La norma in questione vieta, tra le altre condotte, l’utilizzo del denaro contante e titoli al portatore per importi superiori a € 3.000,00 (sebbene le soglie minime siano oggi arrivate, con introduzione scaglionata, all’importo di € 5.000,00 per le violazioni accertate dal 01/01/2023); la violazione che viene, invece, contestata al cliente è relativa alla “assenza” nell’assegno bancario (come per tutti quelli, anche postali per importi superiori alla soglia fissa di €1.000,00) dell’indicazione del nome o della ragione sociale del beneficiario e (venendo alla vera contestazione) la clausola di non trasferibilità, difatti non presente nell’assegno negoziato dal cliente.

Posto che non può esservi utile contestazione sul fatto in sé dell’avvenuta negoziazione (emissione/versamento) dell’assegno in questione, proveniente da un vecchio libretto non ritirato al correntista – in quanto il fatto in sé è pacifico – resta da analizzare la possibilità di contestare la responsabilità dell’Istituto bancario che non ha richiesto il ritiro del proprio libretto non più valido/in regola. L’opzione di chiamare l’Istituto bancario a tale responsabilità, tuttavia, stante la formulazione generica della norma, non pare essere di aiuto, non esonerando comunque da responsabilità il soggetto o i soggetti che utilizzano lo strumento di circolazione del credito irregolare.

Corretta appare anche la quantificazione della sanzione cui si viene ammessi in misura ridotta in applicazione dell’art. 16 L. 689 del 1981 richiamata dalla normativa del 2007, purché la somma venga corrisposta entro 60 giorni dalla contestazione.

Resta da considerare la richiesta “solidale” effettuata tanto al cliente beneficiario che al privato emittente il suddetto assegno. La clausola di solidarietà, come attinta dalla normativa di cui alla precitata L. 1981 n. 689, articolo 6, impone di considerare che solo uno dei due soggetti raggiunti dalla contestazione debbano versare la sanzione nella misura ridotta, essendo unica la sanzione, che l’amministrazione statale può legittimamente ottenere da entrambe i soggetti attinti dalla contestazione, fatto salvo il diritto dell’uno di agire in regresso nei confronti dell’autore della violazione – in ipotesi, il soggetto che ha consegnato il mezzo di pagamento irregolare.

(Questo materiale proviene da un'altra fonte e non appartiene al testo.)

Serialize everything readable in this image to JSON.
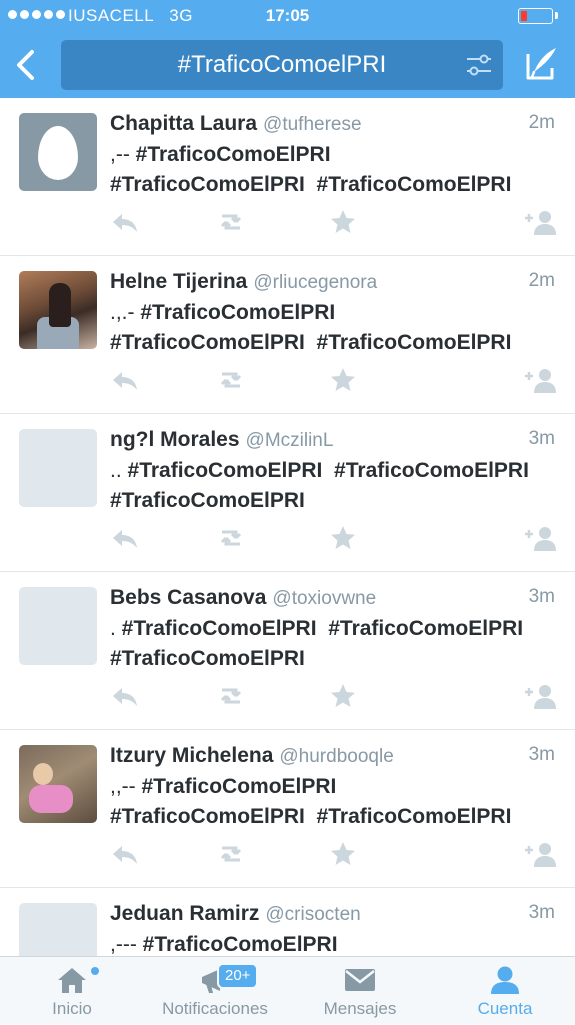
{
  "status_bar": {
    "carrier": "IUSACELL",
    "network": "3G",
    "time": "17:05"
  },
  "nav": {
    "search_query": "#TraficoComoelPRI",
    "back_icon": "chevron-left-icon",
    "filter_icon": "sliders-icon",
    "compose_icon": "compose-icon"
  },
  "tweets": [
    {
      "name": "Chapitta Laura",
      "handle": "@tufherese",
      "time": "2m",
      "avatar": "egg",
      "text_prefix": ",-- ",
      "text": "#TraficoComoElPRI\n#TraficoComoElPRI  #TraficoComoElPRI"
    },
    {
      "name": "Helne Tijerina",
      "handle": "@rliucegenora",
      "time": "2m",
      "avatar": "photo",
      "text_prefix": ".,.- ",
      "text": "#TraficoComoElPRI\n#TraficoComoElPRI  #TraficoComoElPRI"
    },
    {
      "name": "ng?l Morales",
      "handle": "@MczilinL",
      "time": "3m",
      "avatar": "blank",
      "text_prefix": ".. ",
      "text": "#TraficoComoElPRI  #TraficoComoElPRI\n#TraficoComoElPRI"
    },
    {
      "name": "Bebs Casanova",
      "handle": "@toxiovwne",
      "time": "3m",
      "avatar": "blank",
      "text_prefix": ". ",
      "text": "#TraficoComoElPRI  #TraficoComoElPRI\n#TraficoComoElPRI"
    },
    {
      "name": "Itzury Michelena",
      "handle": "@hurdbooqle",
      "time": "3m",
      "avatar": "photo",
      "text_prefix": ",,-- ",
      "text": "#TraficoComoElPRI\n#TraficoComoElPRI  #TraficoComoElPRI"
    },
    {
      "name": "Jeduan Ramirz",
      "handle": "@crisocten",
      "time": "3m",
      "avatar": "blank",
      "text_prefix": ",--- ",
      "text": "#TraficoComoElPRI"
    }
  ],
  "tabbar": {
    "home": "Inicio",
    "notifications": "Notificaciones",
    "notifications_badge": "20+",
    "messages": "Mensajes",
    "account": "Cuenta",
    "active": "account"
  },
  "colors": {
    "brand": "#55acee",
    "text": "#292f33",
    "muted": "#8899a6",
    "battery_low": "#ff3b30"
  }
}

Si tratta, infatti, di un’unica sanzione da comminarsi e per la quale sussiste il vincolo di solidarietà tra i due soggetti, mentre è da escludersi la possibilità per l’amministrazione di ottenere da ciascuno degli intimati il pagamento per l’intero, di fatto raddoppiando l’ammontare previsto per legge della sanzione irrogata.

A tale conclusione si perviene non solo dando applicazione del principio generale di solidarietà come previsto in generale nel nostro ordinamento giuridico ma anche per come lo stesso viene declinato in modo specifico nella normativa richiamata del 1981.

In alternativa al pagamento, in assenza di una qualche possibilità di ricostruire diversamente il fatto storico o di attenuarne gli effetti sulla sanzione (già al minimo edittale) non si ritiene conveniente procedere con la richiesta di audizione, con il rischio che vengano persi i benefici del pagamento in misura ridotta.